If we have an strictly increasing sequence $a_{n}$ and we have proved that it converges to a number $a$ can we prove that $a_{n}<a\:\: \forall n\in \mathbb{N}$ without using the Least Upper Bound Property or the Monotone Convergence Theorem? The Cauchy Criterion (Every Cauchy sequence converges) is the only version of Completeness that can be used.
I encountered this problem while trying to prove that the Cauchy Criterion implies the Least Upper Bound Property using the hints in the second answer here Equivalence of Completeness Axioms of Real Numbers.

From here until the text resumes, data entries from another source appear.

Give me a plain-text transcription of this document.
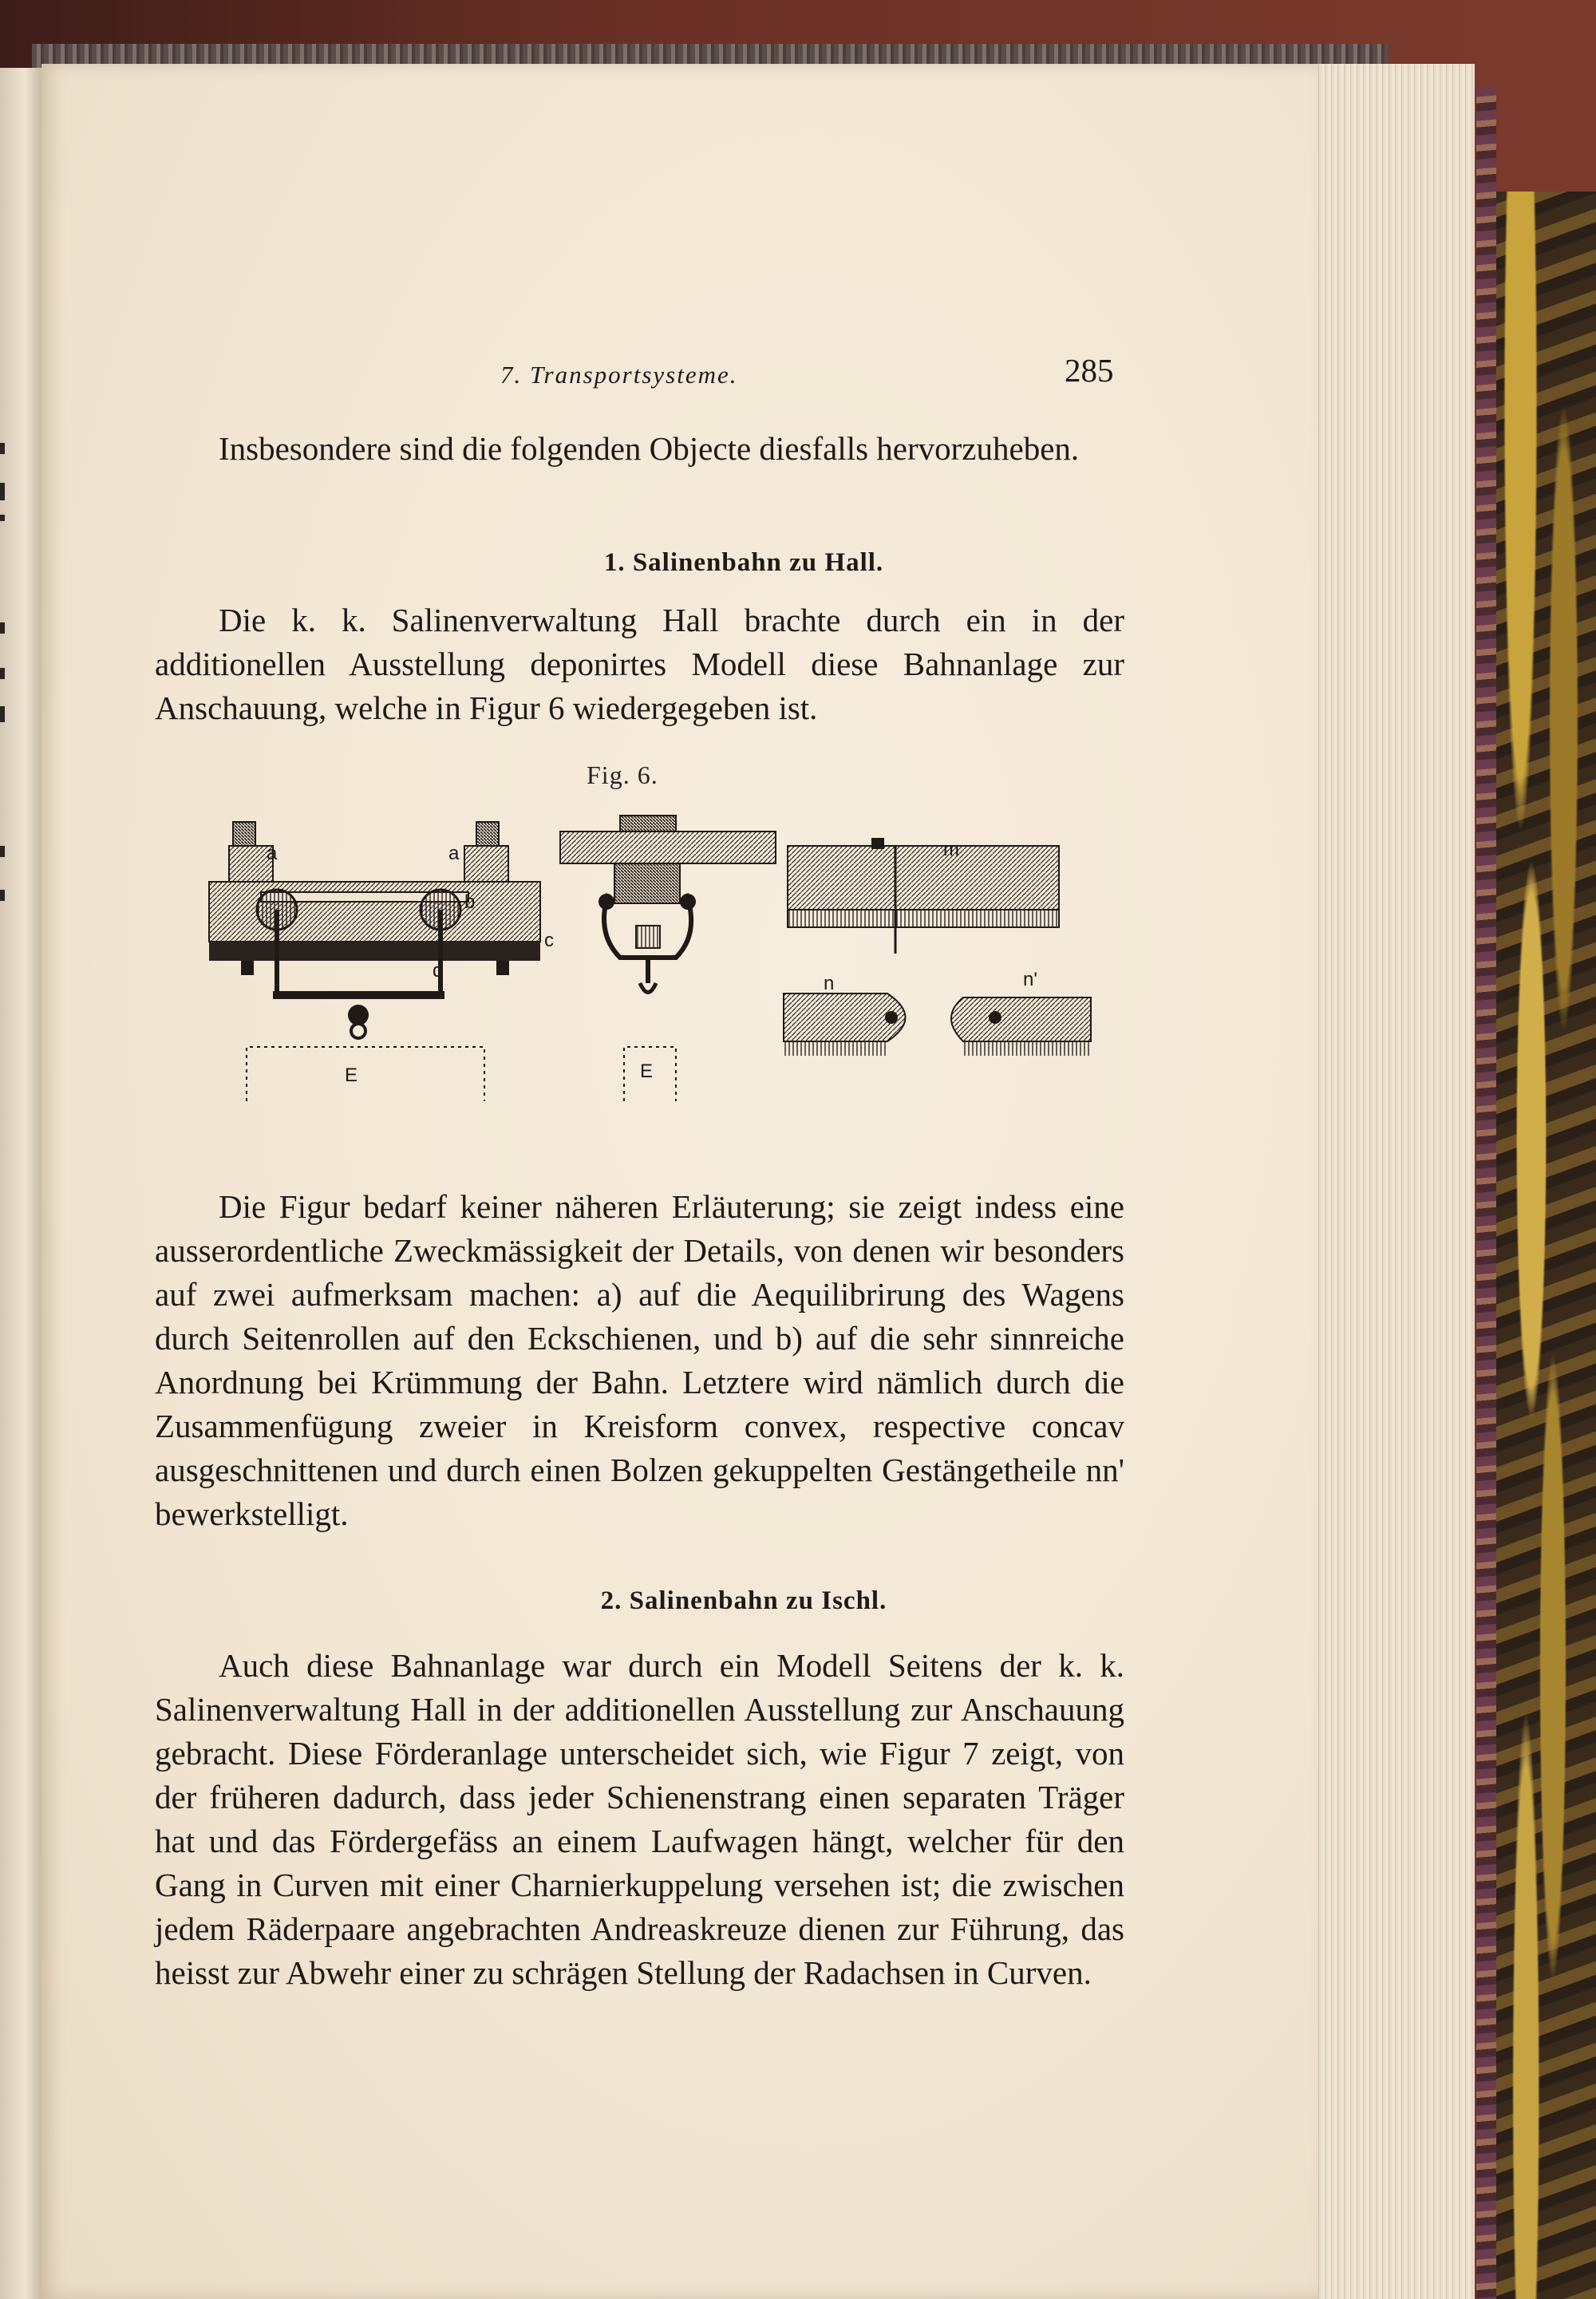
7. Transportsysteme.	285

Insbesondere sind die folgenden Objecte diesfalls hervorzuheben.

1. Salinenbahn zu Hall.

Die k. k. Salinenverwaltung Hall brachte durch ein in der additionellen Ausstellung deponirtes Modell diese Bahnanlage zur Anschauung, welche in Figur 6 wiedergegeben ist.

Fig. 6.
a	a
b
c
d
E	E
m
n	n'

Die Figur bedarf keiner näheren Erläuterung; sie zeigt indess eine ausserordentliche Zweckmässigkeit der Details, von denen wir besonders auf zwei aufmerksam machen: a) auf die Aequilibrirung des Wagens durch Seitenrollen auf den Eckschienen, und b) auf die sehr sinnreiche Anordnung bei Krümmung der Bahn. Letztere wird nämlich durch die Zusammenfügung zweier in Kreisform convex, respective concav ausgeschnittenen und durch einen Bolzen gekuppelten Gestängetheile nn' bewerkstelligt.

2. Salinenbahn zu Ischl.

Auch diese Bahnanlage war durch ein Modell Seitens der k. k. Salinenverwaltung Hall in der additionellen Ausstellung zur Anschauung gebracht. Diese Förderanlage unterscheidet sich, wie Figur 7 zeigt, von der früheren dadurch, dass jeder Schienenstrang einen separaten Träger hat und das Fördergefäss an einem Laufwagen hängt, welcher für den Gang in Curven mit einer Charnierkuppelung versehen ist; die zwischen jedem Räderpaare angebrachten Andreaskreuze dienen zur Führung, das heisst zur Abwehr einer zu schrägen Stellung der Radachsen in Curven.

I have proved that $\{x_n\} $ and $\{y_n\}$ converge to the same limit but I am unable to prove that that limit is $\sup{T}$.
Best Answer
I will assume the sequence is strictly increasing, since if the sequence is merely increasing there is an obvious counterexample.
Suppose there exists $N \in \mathbb{N}$ such that $a_N \geq a.$ Let $ \epsilon = a_{N+1} -a > 0.$ Then for all $ n > N$ we have $ |a_n-a| \geq \epsilon$, which contradicts the assumption that $a_n \to a.$ Thus no such $N$ can exist, and $a_n < a$ for all $n \in \mathbb{N}.$